Elsewhere, ‘Shameless’ is a self-loathing lament on the nauseating feeling of realising you’ve been unravelled by someone you know is a toad. And you still get a thrill when they call. In ‘Shameless’, Nilüfer’s vocals are multiplied and featherlight, as she asks “If this is enough / Why do I lie here / Left needing your touch?”. There’s a soft, ticking, metronome-like beat, hand clicks and gentle guitar riffs, and as on all of PAINLESS, it’s a melody that gets trapped in your mind.

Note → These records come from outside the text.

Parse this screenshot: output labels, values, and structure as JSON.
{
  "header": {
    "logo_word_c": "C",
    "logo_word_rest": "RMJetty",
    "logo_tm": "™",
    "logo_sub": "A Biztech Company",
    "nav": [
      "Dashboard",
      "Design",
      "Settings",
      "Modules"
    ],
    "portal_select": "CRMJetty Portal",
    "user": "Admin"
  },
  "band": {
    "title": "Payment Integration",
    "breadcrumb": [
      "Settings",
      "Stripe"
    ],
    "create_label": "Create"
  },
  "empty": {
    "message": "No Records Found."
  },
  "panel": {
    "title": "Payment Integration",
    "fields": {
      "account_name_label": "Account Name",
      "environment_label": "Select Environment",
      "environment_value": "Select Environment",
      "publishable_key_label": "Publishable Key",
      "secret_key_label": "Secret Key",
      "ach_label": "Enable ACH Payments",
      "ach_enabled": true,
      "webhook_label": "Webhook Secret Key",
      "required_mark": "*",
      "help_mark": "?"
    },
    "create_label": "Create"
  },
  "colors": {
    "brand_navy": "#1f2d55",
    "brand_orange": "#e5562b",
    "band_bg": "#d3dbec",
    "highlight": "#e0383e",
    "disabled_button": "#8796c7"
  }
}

For all its routine catchiness, there’s an unexpected moment, two minutes in, where the guitar and percussion drops away briefly and you hear Nilüfer on piano, playing beautifully, with a Duval Timothy-like bounce on the keys and a clarinet gently droning alongside it, before the percussion builds back in.

Amongst the patchwork of gloom and melancholy on this record, ‘Midnight Sun’ provides some respite midway through, with its lyrical mantra, which Nilüfer says can be used for people to pull themselves up from the brink. The succinct, t.A.T.u.-inspired ‘Belong with You’, has a repetitious refrain which rises to intensity before a grungy climax.

Nilüfer Yanya’s second album is full of radio-ready hits, each track masterfully twisted in a way that makes it almost impossible that you won’t find it floating around your mind days later. It doesn’t always feel like Nilüfer’s attention has been on making a fresh attempt to mangle pop as inventively and freely as she has before, but the skills she has mastered over the course of her career are on impressive display.